Ma l’Europa è in ritardo e viaggia ancora a ritmi molto lenti nella campagna di vaccinazione. «Le dosi negli Usa sono state consegnate circa cinque settimane prima che in Europa. Noi abbiamo questo ritardo perché abbiamo voluto essere sicuri al cento per cento che i vaccini non avessero rischi per i cittadini Ue», assicura Breton. «A oggi sono stati consegnati in Europa circa 43 milioni di dosi, negli Usa circa 96 milioni. Quattro settimane fa gli Stati Uniti erano a 50 milioni. Ecco come nasce lo scarto con gli Usa. Alla fine di marzo il nostro obiettivo è arrivare a 95-100 milioni di dosi. Ma a fronte dei 43 milioni di dosi consegnate ne sono state somministrate 30 milioni 204mila. All’Italia sono state consegnate 6.542.260 dosi e ne sono state somministrate 4.434.131. Gli Stati membri devono mettere in pratica velocemente la loro politica vaccinale perché la capacità di produzione di dosi aumenta di settimana in settimana.
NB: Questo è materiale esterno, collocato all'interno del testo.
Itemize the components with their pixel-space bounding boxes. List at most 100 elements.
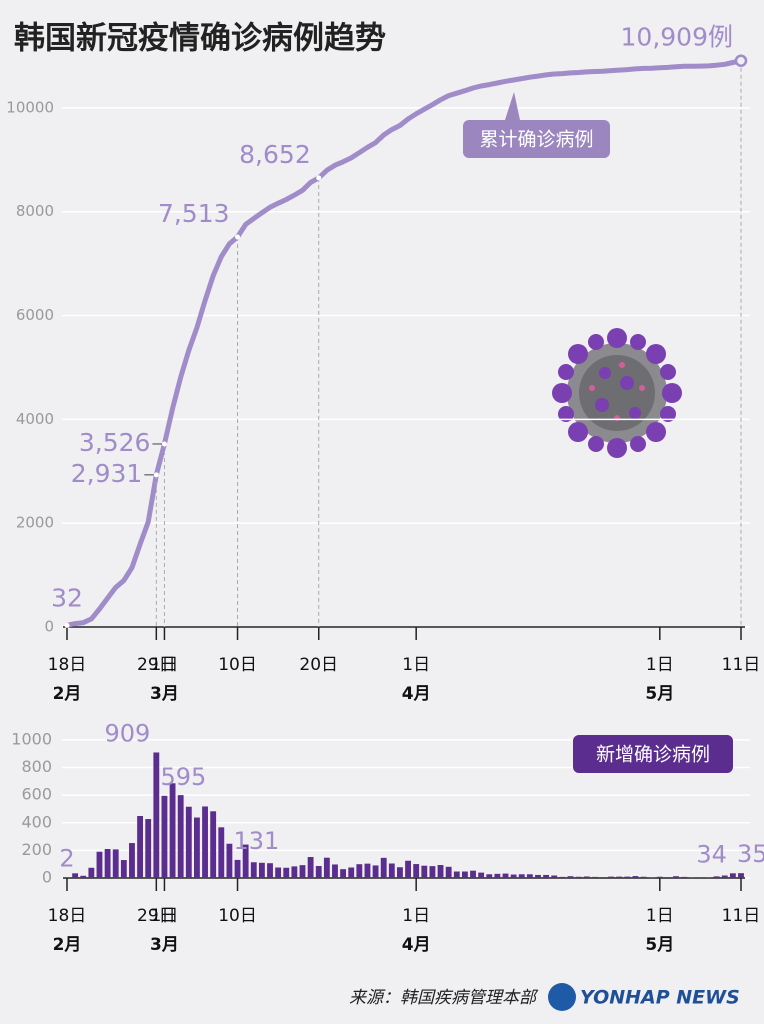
bar — [218, 827, 225, 878]
bar — [332, 864, 338, 878]
x-tick-label: 11日 — [722, 655, 761, 675]
y-tick-label: 0 — [42, 868, 52, 887]
month-label: 5月 — [645, 935, 674, 955]
month-label: 5月 — [645, 684, 674, 704]
legend-box — [463, 120, 610, 158]
legend-box — [573, 735, 733, 773]
legend-pointer — [505, 92, 520, 120]
x-tick-label: 10日 — [218, 655, 257, 675]
bar — [388, 863, 395, 878]
bar — [664, 877, 671, 878]
y-tick-label: 4000 — [16, 410, 54, 428]
y-tick-label: 200 — [21, 840, 52, 859]
y-tick-label: 800 — [21, 757, 52, 776]
bar — [713, 876, 720, 878]
bar — [413, 864, 420, 878]
bar — [380, 857, 387, 878]
y-tick-label: 0 — [44, 618, 54, 636]
bar — [210, 811, 217, 878]
bar — [397, 867, 403, 878]
bar — [421, 865, 428, 878]
bar — [738, 873, 744, 878]
bar — [80, 875, 87, 878]
y-tick-label: 10000 — [6, 98, 54, 116]
label-point — [153, 472, 159, 478]
bar — [348, 867, 355, 878]
bar — [640, 876, 647, 878]
bar — [600, 877, 606, 878]
bar — [518, 874, 525, 878]
bar — [283, 867, 290, 878]
y-tick-label: 8000 — [16, 202, 54, 220]
x-tick-label: 10日 — [218, 906, 257, 926]
value-label: 10,909例 — [621, 23, 733, 52]
x-tick-label: 1日 — [646, 906, 674, 926]
month-label: 2月 — [53, 935, 82, 955]
bar — [535, 874, 541, 878]
label-point — [235, 234, 241, 240]
bar — [583, 876, 590, 878]
bar — [632, 876, 639, 878]
bar — [445, 866, 452, 878]
bar — [567, 876, 574, 878]
value-label: 8,652 — [239, 140, 311, 169]
label-point — [161, 441, 167, 447]
bar — [486, 874, 493, 878]
page-title: 韩国新冠疫情确诊病例趋势 — [14, 21, 386, 57]
x-tick-label: 20日 — [299, 655, 338, 675]
bar — [705, 877, 712, 878]
line — [66, 58, 742, 628]
bar — [437, 865, 444, 878]
legend-label: 累计确诊病例 — [479, 129, 593, 151]
y-tick-label: 600 — [21, 785, 52, 804]
bar — [453, 871, 460, 878]
x-tick-label: 1日 — [646, 655, 674, 675]
value-label: 32 — [51, 583, 83, 612]
bar — [129, 843, 135, 878]
bar — [502, 873, 509, 878]
y-tick-label: 400 — [21, 812, 52, 831]
value-label: 909 — [105, 719, 151, 747]
bar — [153, 752, 160, 878]
bar — [729, 873, 736, 878]
x-tick-label: 11日 — [722, 906, 761, 926]
bar — [323, 857, 330, 878]
x-tick-label: 1日 — [402, 906, 430, 926]
value-label: 595 — [160, 763, 206, 791]
bar — [551, 875, 558, 878]
source-note: 来源：韩国疾病管理本部 — [349, 988, 539, 1008]
bar — [145, 819, 152, 878]
value-label: 2,931 — [71, 459, 143, 488]
month-label: 3月 — [150, 684, 179, 704]
bar — [648, 877, 655, 878]
y-tick-label: 6000 — [16, 306, 54, 324]
value-label: 3,526 — [79, 428, 151, 457]
month-label: 4月 — [402, 935, 431, 955]
month-label: 4月 — [402, 684, 431, 704]
bar — [429, 866, 436, 878]
bar — [120, 860, 127, 878]
bar — [526, 874, 533, 878]
bar — [478, 872, 485, 878]
value-label: 131 — [234, 827, 280, 855]
bar — [104, 849, 111, 878]
y-tick-label: 1000 — [11, 729, 52, 748]
bar — [559, 876, 566, 878]
bar — [681, 876, 688, 878]
bar — [575, 876, 582, 878]
bar — [185, 806, 192, 878]
bar — [250, 862, 257, 878]
bar — [494, 873, 501, 878]
virus-illustration — [552, 328, 682, 458]
bar — [169, 783, 176, 878]
bar — [137, 815, 144, 878]
value-label: 34 — [696, 840, 727, 868]
label-point — [64, 622, 70, 628]
bar — [721, 875, 728, 878]
x-tick-label: 29日 — [137, 906, 176, 926]
value-label: 7,513 — [158, 199, 230, 228]
bar — [242, 844, 249, 878]
bar — [591, 876, 598, 878]
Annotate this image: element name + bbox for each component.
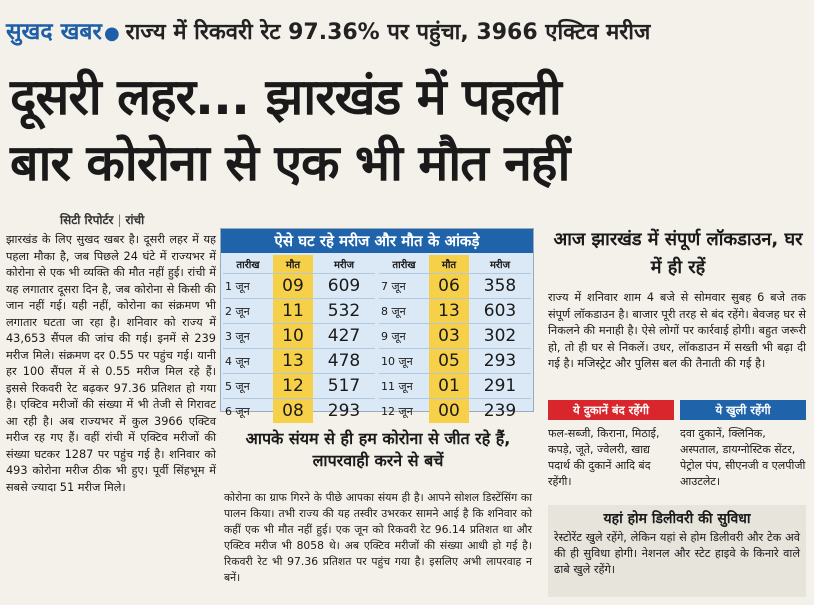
cell-deaths: 08	[273, 398, 313, 423]
table-row: 12 जून 00 239	[379, 398, 531, 423]
cell-deaths: 00	[429, 398, 469, 423]
cell-date: 12 जून	[379, 398, 429, 423]
stats-table-left-body: 1 जून 09 609 2 जून 11 532 3 जून 10 427 4 जून 13 478…	[223, 273, 375, 423]
cell-patients: 603	[469, 298, 531, 324]
home-delivery-box: यहां होम डिलीवरी की सुविधा रेस्टोरेंट खु…	[548, 505, 806, 597]
cell-patients: 293	[313, 398, 375, 423]
right-article-body: राज्य में शनिवार शाम 4 बजे से सोमवार सुब…	[548, 291, 806, 370]
table-row: 9 जून 03 302	[379, 323, 531, 349]
home-delivery-header: यहां होम डिलीवरी की सुविधा	[603, 511, 751, 527]
cell-deaths: 05	[429, 348, 469, 374]
bullet-icon: ●	[103, 23, 120, 44]
cell-date: 11 जून	[379, 373, 429, 399]
left-article: झारखंड के लिए सुखद खबर है। दूसरी लहर में…	[6, 233, 216, 494]
middle-article-body: कोरोना का ग्राफ गिरने के पीछे आपका संयम …	[224, 491, 532, 584]
cell-date: 6 जून	[223, 398, 273, 423]
header-patients: मरीज	[333, 260, 355, 271]
headline: दूसरी लहर... झारखंड में पहली बार कोरोना …	[10, 64, 810, 196]
header-deaths: मौत	[273, 255, 313, 274]
closed-shops-box: ये दुकानें बंद रहेंगी फल-सब्जी, किराना, …	[548, 400, 674, 490]
stats-table-left: तारीख मौत मरीज 1 जून 09 609 2 जून 11 532 3 जून…	[223, 255, 375, 423]
table-row: 5 जून 12 517	[223, 373, 375, 399]
cell-date: 4 जून	[223, 348, 273, 374]
byline-separator: |	[117, 213, 122, 227]
closed-shops-header: ये दुकानें बंद रहेंगी	[548, 400, 674, 420]
stats-table-title: ऐसे घट रहे मरीज और मौत के आंकड़े	[221, 229, 533, 253]
closed-shops-text: फल-सब्जी, किराना, मिठाई, कपड़े, जूते, ज्…	[548, 427, 660, 488]
table-row: 10 जून 05 293	[379, 348, 531, 374]
middle-article-heading: आपके संयम से ही हम कोरोना से जीत रहे हैं…	[245, 429, 511, 470]
cell-date: 5 जून	[223, 373, 273, 399]
cell-deaths: 12	[273, 373, 313, 399]
cell-patients: 293	[469, 348, 531, 374]
table-row: 1 जून 09 609	[223, 273, 375, 299]
cell-patients: 302	[469, 323, 531, 349]
strap: सुखद खबर ● राज्य में रिकवरी रेट 97.36% पर …	[6, 14, 806, 50]
cell-patients: 609	[313, 273, 375, 299]
cell-deaths: 06	[429, 273, 469, 299]
strap-subtitle: राज्य में रिकवरी रेट 97.36% पर पहुंचा, 3…	[125, 20, 651, 45]
cell-deaths: 10	[273, 323, 313, 349]
cell-deaths: 03	[429, 323, 469, 349]
table-row: 7 जून 06 358	[379, 273, 531, 299]
byline-reporter: सिटी रिपोर्टर	[60, 213, 114, 227]
open-shops-header: ये खुली रहेंगी	[680, 400, 806, 420]
table-row: 8 जून 13 603	[379, 298, 531, 324]
cell-date: 3 जून	[223, 323, 273, 349]
cell-deaths: 13	[429, 298, 469, 324]
stats-table: ऐसे घट रहे मरीज और मौत के आंकड़े तारीख म…	[220, 228, 534, 423]
open-shops-box: ये खुली रहेंगी दवा दुकानें, क्लिनिक, अस्…	[680, 400, 806, 490]
headline-line-2: बार कोरोना से एक भी मौत नहीं	[10, 134, 570, 192]
stats-table-right: तारीख मौत मरीज 7 जून 06 358 8 जून 13 603 9 जून…	[379, 255, 531, 423]
header-patients: मरीज	[489, 260, 511, 271]
header-date: तारीख	[236, 260, 260, 271]
cell-deaths: 09	[273, 273, 313, 299]
byline-city: रांची	[125, 213, 145, 227]
cell-date: 1 जून	[223, 273, 273, 299]
cell-deaths: 01	[429, 373, 469, 399]
header-date: तारीख	[392, 260, 416, 271]
cell-date: 2 जून	[223, 298, 273, 324]
stats-table-right-body: 7 जून 06 358 8 जून 13 603 9 जून 03 302 10 जून 05 29…	[379, 273, 531, 423]
cell-date: 8 जून	[379, 298, 429, 324]
home-delivery-text: रेस्टोरेंट खुले रहेंगे, लेकिन यहां से हो…	[554, 531, 800, 576]
table-row: 6 जून 08 293	[223, 398, 375, 423]
table-row: 11 जून 01 291	[379, 373, 531, 399]
cell-patients: 517	[313, 373, 375, 399]
cell-patients: 239	[469, 398, 531, 423]
cell-patients: 478	[313, 348, 375, 374]
headline-line-1: दूसरी लहर... झारखंड में पहली	[10, 68, 562, 126]
header-deaths: मौत	[429, 255, 469, 274]
cell-deaths: 13	[273, 348, 313, 374]
cell-date: 9 जून	[379, 323, 429, 349]
cell-patients: 358	[469, 273, 531, 299]
byline: सिटी रिपोर्टर | रांची	[60, 211, 144, 228]
table-row: 2 जून 11 532	[223, 298, 375, 324]
cell-date: 7 जून	[379, 273, 429, 299]
cell-patients: 291	[469, 373, 531, 399]
open-shops-text: दवा दुकानें, क्लिनिक, अस्पताल, डायग्नोस्…	[680, 427, 806, 488]
table-row: 3 जून 10 427	[223, 323, 375, 349]
cell-patients: 532	[313, 298, 375, 324]
cell-patients: 427	[313, 323, 375, 349]
right-article-heading: आज झारखंड में संपूर्ण लॉकडाउन, घर में ही…	[553, 229, 803, 278]
cell-deaths: 11	[273, 298, 313, 324]
cell-date: 10 जून	[379, 348, 429, 374]
table-row: 4 जून 13 478	[223, 348, 375, 374]
strap-tag: सुखद खबर	[6, 19, 102, 45]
Lo scarto non c’è solo in Italia ma anche in altri Paesi, come Francia o Spagna».
In Europa, dice Breton, «abbiamo 16 impianti che producono il materiale iniziale per i vaccini, quattro impianti che fanno gli ingredienti attivi e il “fill&finish”, cioè l’ultima fase di riempimento dei flaconi, e 21 impianti per il solo “fill & finish”, tra cui due italiani (uno a Rosia e uno ad Anagni, ndr). Verrò a visitarne uno nei prossimi giorni. Sono entrato in contatto con le aziende che hanno avuto le autorizzazioni per verificare che l’aumento della produzione si svolga correttamente. Abbiamo firmato contratti con società che avevano impianti in Europa, perché per crearne da zero ci vogliono 4-5 anni. Per trasformare le linee di produzione di solito servono almeno due anni ma in un’economia di guerra come questa il tempo sarà ridotto a 5-6 mesi».
Le difficoltà non sono poche: «Per fare un vaccino mRNA servono tra i 400 e i 500 componenti di natura diversa. Ho creato un’équipe per verificare che tutti gli elementi delle supply chain, che sono mondiali, funzionino bene: non c’è alcun Paese al mondo che possa produrre da solo un vaccino».
E sul vaccino russo a cui hanno aperto Ungheria e Slovacchia, dice: «Non mi pronuncio sulla qualità perché non la conosco e spero che i russi presentino domanda all’Ema. Se guardiamo all’Ungheria, Mosca ha consegnato 46 mila dosi di Sputnik V: vuol dire niente. Di fatto attualmente non c’è la disponibilità del vaccino russo, che è due volte più difficile da produrre rispetto agli altri. Alla fine credo che Mosca avrà bisogno del nostro aiuto».